Crime organizado amplia influência sobre eleições no Brasil
Facções, milícias e traficantes são investigados por financiar candidaturas, comprar votos e coagir eleitores em diferentes regiões do país
A infiltração do crime organizado no processo eleitoral brasileiro tem acendido o alerta da Justiça Eleitoral e do Ministério Público. Reportagem do G1 mostra que grupos criminosos vêm ampliando sua influência sobre disputas políticas, financiando candidaturas com recursos ilícitos, comprando votos e exercendo pressão sobre eleitores em áreas sob seu domínio.
Para a procuradora da Procuradoria–Geral Eleitoral, Nathalia Mariel, o fenômeno deixou de representar apenas um caso de corrupção eleitoral para se transformar em uma ameaça ao exercício da democracia. “Esse fenômeno já acontecia e agora está saltando aos olhos”, afirmou ao portal. Segundo ela, a atuação dessas organizações compromete a liberdade de escolha dos cidadãos.

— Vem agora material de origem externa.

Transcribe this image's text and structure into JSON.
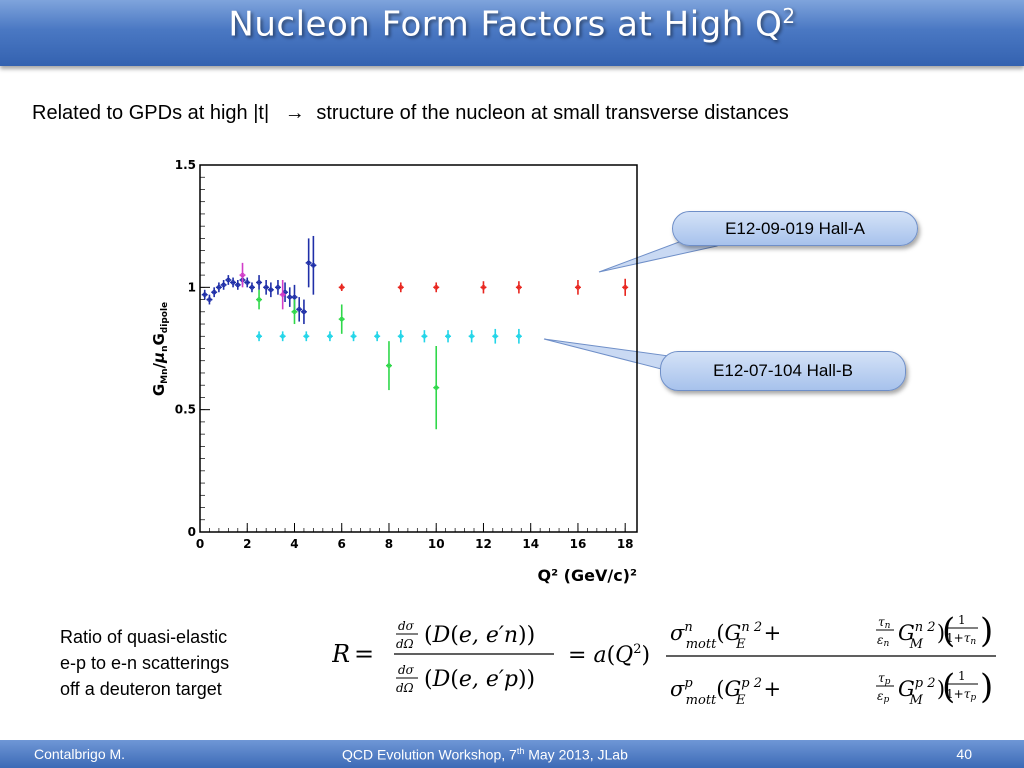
{
  "slide": {
    "title_main": "Nucleon Form Factors at High Q",
    "title_sup": "2",
    "subtitle_a": "Related to GPDs at high |t|",
    "subtitle_arrow": "→",
    "subtitle_b": "structure of the nucleon at small transverse distances"
  },
  "callouts": {
    "hall_a": "E12-09-019 Hall-A",
    "hall_b": "E12-07-104  Hall-B"
  },
  "ratio_text": {
    "line1": "Ratio of quasi-elastic",
    "line2": "e-p to e-n scatterings",
    "line3": "off a deuteron target"
  },
  "footer": {
    "author": "Contalbrigo M.",
    "event_a": "QCD Evolution Workshop, 7",
    "event_sup": "th",
    "event_b": " May 2013, JLab",
    "page": "40"
  },
  "colors": {
    "title_bar": "#4a78c3",
    "existing_data": "#1f2fa8",
    "existing_magenta": "#d23cc8",
    "hall_a_projection": "#e8261f",
    "hall_b_projection": "#22d5e8",
    "clas_green": "#2fd84a"
  },
  "chart_data": {
    "type": "scatter",
    "title": "",
    "xlabel": "Q² (GeV/c)²",
    "ylabel": "G_Mn/μ_nG_dipole",
    "xlim": [
      0,
      18.5
    ],
    "ylim": [
      0,
      1.5
    ],
    "x_ticks": [
      "0",
      "2",
      "4",
      "6",
      "8",
      "10",
      "12",
      "14",
      "16",
      "18"
    ],
    "y_ticks": [
      "0",
      "0.5",
      "1",
      "1.5"
    ],
    "grid": false,
    "series": [
      {
        "color": "#1f2fa8",
        "x": [
          0.2,
          0.4,
          0.6,
          0.8,
          1.0,
          1.2,
          1.4,
          1.6,
          1.8,
          2.0,
          2.2,
          2.5,
          2.8,
          3.0,
          3.3,
          3.6,
          3.8,
          4.0,
          4.2,
          4.4,
          4.6,
          4.8
        ],
        "y": [
          0.97,
          0.95,
          0.98,
          1.0,
          1.01,
          1.03,
          1.02,
          1.01,
          1.03,
          1.02,
          1.0,
          1.02,
          1.0,
          0.99,
          1.0,
          0.98,
          0.96,
          0.96,
          0.91,
          0.9,
          1.1,
          1.09
        ],
        "err": [
          0.02,
          0.02,
          0.02,
          0.02,
          0.02,
          0.02,
          0.02,
          0.02,
          0.02,
          0.02,
          0.02,
          0.03,
          0.03,
          0.03,
          0.03,
          0.04,
          0.04,
          0.05,
          0.05,
          0.05,
          0.1,
          0.12
        ]
      },
      {
        "color": "#d23cc8",
        "x": [
          1.8,
          3.5
        ],
        "y": [
          1.05,
          0.97
        ],
        "err": [
          0.05,
          0.06
        ]
      },
      {
        "color": "#2fd84a",
        "x": [
          2.5,
          4.0,
          6.0,
          8.0,
          10.0
        ],
        "y": [
          0.95,
          0.9,
          0.87,
          0.68,
          0.59
        ],
        "err": [
          0.04,
          0.05,
          0.06,
          0.1,
          0.17
        ]
      },
      {
        "color": "#e8261f",
        "x": [
          6.0,
          8.5,
          10.0,
          12.0,
          13.5,
          16.0,
          18.0
        ],
        "y": [
          1.0,
          1.0,
          1.0,
          1.0,
          1.0,
          1.0,
          1.0
        ],
        "err": [
          0.015,
          0.02,
          0.02,
          0.025,
          0.025,
          0.03,
          0.035
        ]
      },
      {
        "color": "#22d5e8",
        "x": [
          2.5,
          3.5,
          4.5,
          5.5,
          6.5,
          7.5,
          8.5,
          9.5,
          10.5,
          11.5,
          12.5,
          13.5
        ],
        "y": [
          0.8,
          0.8,
          0.8,
          0.8,
          0.8,
          0.8,
          0.8,
          0.8,
          0.8,
          0.8,
          0.8,
          0.8
        ],
        "err": [
          0.02,
          0.02,
          0.02,
          0.02,
          0.02,
          0.02,
          0.025,
          0.025,
          0.025,
          0.025,
          0.03,
          0.03
        ]
      }
    ]
  }
}
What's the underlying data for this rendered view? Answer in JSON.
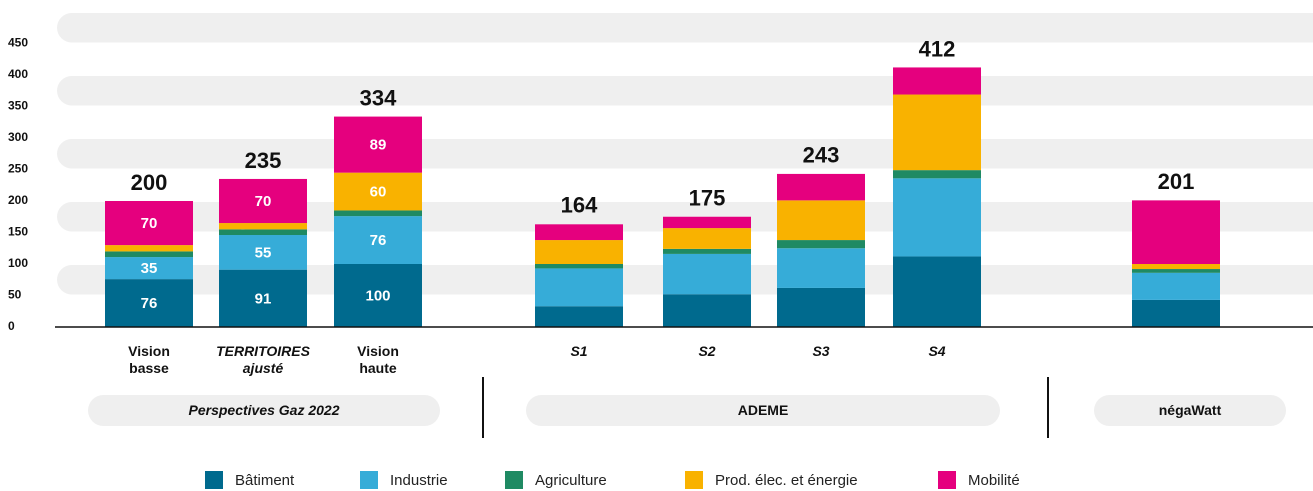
{
  "chart_data": {
    "type": "stacked_bar",
    "categories": [
      "Vision basse",
      "TERRITOIRES ajusté",
      "Vision haute",
      "S1",
      "S2",
      "S3",
      "S4",
      null
    ],
    "groups": [
      {
        "name": "Perspectives Gaz 2022",
        "size": 3
      },
      {
        "name": "ADEME",
        "size": 4
      },
      {
        "name": "négaWatt",
        "size": 1
      }
    ],
    "series": [
      {
        "name": "Bâtiment",
        "color": "#006a8e",
        "values": [
          76,
          91,
          100,
          33,
          52,
          62,
          112,
          43
        ]
      },
      {
        "name": "Industrie",
        "color": "#36acd8",
        "values": [
          35,
          55,
          76,
          60,
          64,
          63,
          124,
          43
        ]
      },
      {
        "name": "Agriculture",
        "color": "#1f8a63",
        "values": [
          9,
          9,
          9,
          7,
          8,
          13,
          13,
          6
        ]
      },
      {
        "name": "Prod. élec. et énergie",
        "color": "#f9b200",
        "values": [
          10,
          10,
          60,
          38,
          33,
          63,
          120,
          8
        ]
      },
      {
        "name": "Mobilité",
        "color": "#e5007e",
        "values": [
          70,
          70,
          89,
          25,
          18,
          42,
          43,
          101
        ]
      }
    ],
    "totals": [
      200,
      235,
      334,
      164,
      175,
      243,
      412,
      201
    ],
    "show_labels": [
      true,
      true,
      true,
      false,
      false,
      false,
      false,
      false
    ],
    "ylim": [
      0,
      500
    ],
    "yticks": [
      0,
      50,
      100,
      150,
      200,
      250,
      300,
      350,
      400,
      450
    ],
    "grid": true,
    "legend": "bottom"
  }
}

No Rio de Janeiro, a preocupação levou o Tribunal Regional Eleitoral (TRE-RJ) a adotar medidas excepcionais. Nas eleições municipais de 2024, 53 locais de votação tiveram seus endereços alterados para proteger eleitores de ameaças e intimidações. Para o pleito de 2026, pelo menos 20 zonas eleitorais já estão sob monitoramento para possível transferência.
O presidente do TRE-RJ, desembargador Claudio de Mello Tavares, destacou ao G1 que o sistema eletrônico de votação permanece seguro e que o voto continua secreto. O problema, segundo ele, está na capacidade de grupos criminosos de constranger eleitores antes mesmo de chegarem às urnas.
A reportagem cita ainda o caso de Belford Roxo, na Baixada Fluminense. O policial militar Michel Maia e o então candidato a vereador Dinho Resenha foram condenados por corrupção eleitoral após investigações apontarem um esquema de compra de votos. Dinho também é suspeito de vínculos com a milícia local.
A defesa de Michel Maia afirmou ao portal que a condenação ainda não é definitiva e aguarda análise de recursos. Já os advogados de Dinho Resenha negam as acusações e sustentam que não há provas suficientes para sustentar a condenação.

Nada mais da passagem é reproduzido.